Comment les pactes sociaux participent-ils à la régulation des relations entre les groupes humains ?
7C’est à cette question essentielle que tente de répondre l’étude. Pour l’élaborer, nous avons combiné des données provenant de travaux antérieurs, d’ouvrages-sources, de sources d’archives, de sources sur Internet et de sources orales. Elle se déploie sur trois axes. Le premier axe détermine les origines sociohistoriques des pactes sociaux. Le second axe analyse leurs manifestations et leur expression. Le troisième axe étudie l’impact des pactes sur les relations intergroupes.
Les origines sociohistoriques des pactes sociaux
8Les pactes unissant les groupes sociaux qui vivent dans l’espace Sonay-Zarma-Dendi découlent de diverses situations mythiques, légendaires ou historiques et sont contractés lors de rencontres entre groupes migrants ou lors d’une vie commune dans un espace donné. Ils découlent ainsi de contextes de vie comme les relations matrimoniales, des alliances militaires ou d’une assistance.
Pactes découlant d’un acte magnanime (assistance et reconnaissance)
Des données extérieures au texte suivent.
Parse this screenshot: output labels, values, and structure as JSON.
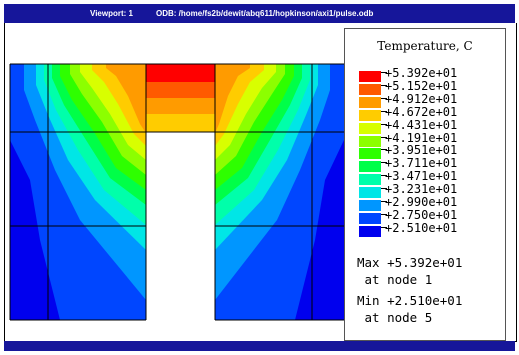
{
  "window": {
    "viewport_label": "Viewport: 1",
    "odb_label": "ODB: /home/fs2b/dewit/abq611/hopkinson/axi1/pulse.odb"
  },
  "legend": {
    "title": "Temperature, C",
    "levels": [
      {
        "label": "+5.392e+01",
        "color": "#ff0000"
      },
      {
        "label": "+5.152e+01",
        "color": "#ff5a00"
      },
      {
        "label": "+4.912e+01",
        "color": "#ff9b00"
      },
      {
        "label": "+4.672e+01",
        "color": "#ffcc00"
      },
      {
        "label": "+4.431e+01",
        "color": "#d8ff00"
      },
      {
        "label": "+4.191e+01",
        "color": "#8cff00"
      },
      {
        "label": "+3.951e+01",
        "color": "#2eff00"
      },
      {
        "label": "+3.711e+01",
        "color": "#00ff48"
      },
      {
        "label": "+3.471e+01",
        "color": "#00ffaa"
      },
      {
        "label": "+3.231e+01",
        "color": "#00e6e6"
      },
      {
        "label": "+2.990e+01",
        "color": "#0096ff"
      },
      {
        "label": "+2.750e+01",
        "color": "#0046ff"
      },
      {
        "label": "+2.510e+01",
        "color": "#0000ee"
      }
    ],
    "max_line": "Max +5.392e+01",
    "max_node": " at node 1",
    "min_line": "Min +2.510e+01",
    "min_node": " at node 5"
  },
  "colors": {
    "title_bar": "#16169a",
    "background": "#ffffff",
    "mesh_lines": "#000000"
  }
}
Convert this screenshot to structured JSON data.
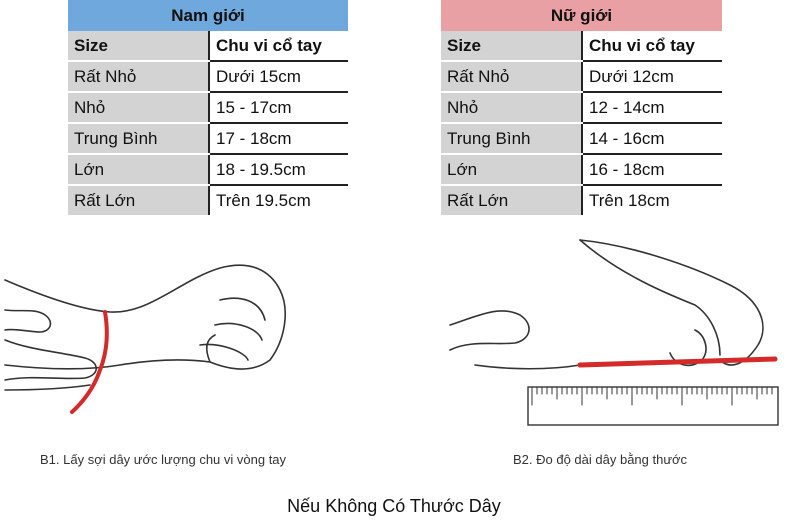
{
  "male_table": {
    "title": "Nam giới",
    "headers": [
      "Size",
      "Chu vi cổ tay"
    ],
    "rows": [
      [
        "Rất Nhỏ",
        "Dưới 15cm"
      ],
      [
        "Nhỏ",
        "15 - 17cm"
      ],
      [
        "Trung Bình",
        "17 - 18cm"
      ],
      [
        "Lớn",
        "18 - 19.5cm"
      ],
      [
        "Rất Lớn",
        "Trên 19.5cm"
      ]
    ],
    "header_color": "#6fa8dc"
  },
  "female_table": {
    "title": "Nữ giới",
    "headers": [
      "Size",
      "Chu vi cổ tay"
    ],
    "rows": [
      [
        "Rất Nhỏ",
        "Dưới 12cm"
      ],
      [
        "Nhỏ",
        "12 - 14cm"
      ],
      [
        "Trung Bình",
        "14 - 16cm"
      ],
      [
        "Lớn",
        "16 - 18cm"
      ],
      [
        "Rất Lớn",
        "Trên 18cm"
      ]
    ],
    "header_color": "#e8a0a4"
  },
  "steps": {
    "step1": "B1. Lấy sợi dây ước lượng chu vi vòng tay",
    "step2": "B2. Đo độ dài dây bằng thước"
  },
  "footer_title": "Nếu Không Có Thước Dây",
  "string_color": "#d42a2a"
}
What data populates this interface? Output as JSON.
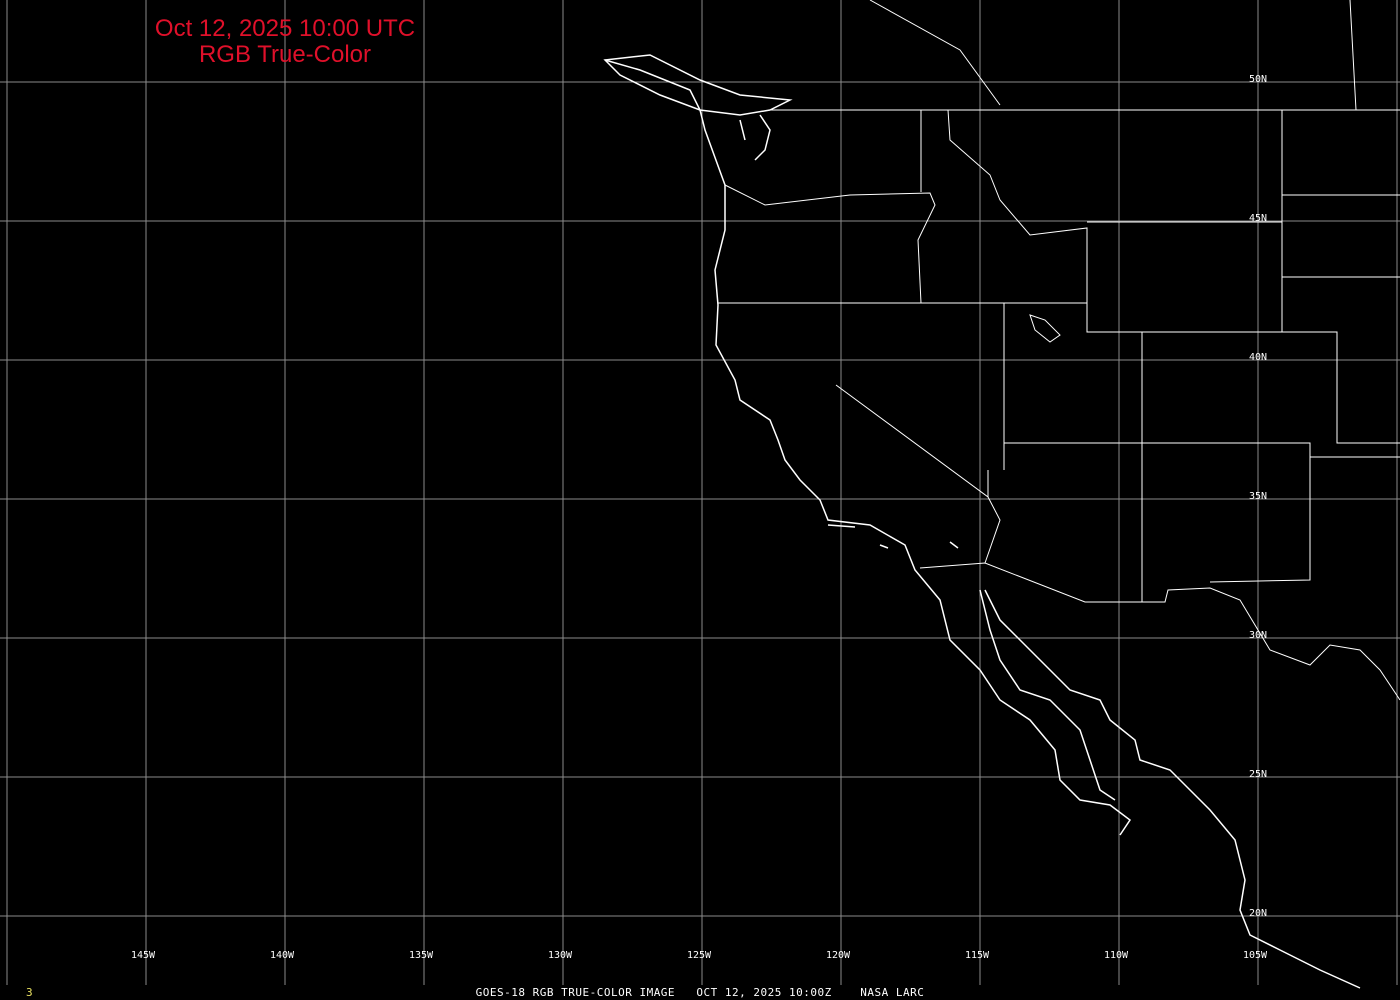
{
  "title": {
    "line1": "Oct 12, 2025 10:00 UTC",
    "line2": "RGB True-Color",
    "color": "#e0102a"
  },
  "latitude_labels": [
    "50N",
    "45N",
    "40N",
    "35N",
    "30N",
    "25N",
    "20N"
  ],
  "longitude_labels": [
    "145W",
    "140W",
    "135W",
    "130W",
    "125W",
    "120W",
    "115W",
    "110W",
    "105W"
  ],
  "footer": {
    "caption": "GOES-18 RGB TRUE-COLOR IMAGE   OCT 12, 2025 10:00Z    NASA LARC",
    "frame_number": "3"
  },
  "colors": {
    "background": "#000000",
    "grid": "#8a8a8a",
    "coastline": "#ffffff"
  }
}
9Les migrations et les contacts humains qui en découlent sont des contextes sociohistoriques où remontent des liens entre certains groupes humains. Les premiers occupants de l’espace Sonay-zarma-dandi sont les Gourmantchés, les Mossi et les Gourounsi dont la plupart ont progressivement quitté la région. Sont venus s’y installer par la suite, à intervalles réguliers et à la suite de mouvements de migratoires ayant dessiné des trajectoires multiples, de groupes divers. Il s’agit de populations de langue soηay, de Kel Tamachek, de Peuls, de groupes hausa…Au fil du temps, l’espace a ainsi accueilli une diversité de populations. Les contacts humains ont favorisé des pratiques socio-culturelles. Parmi elles, des d’actes d’assistance et de reconnaissance du groupe qui en a bénéficié. L’acte de magnanimité exprimée l’égard d’un compagnon ou d’une personne en détresse finit par créer une alliance entre les familles ou les groupes d’appartenance de ces personnes.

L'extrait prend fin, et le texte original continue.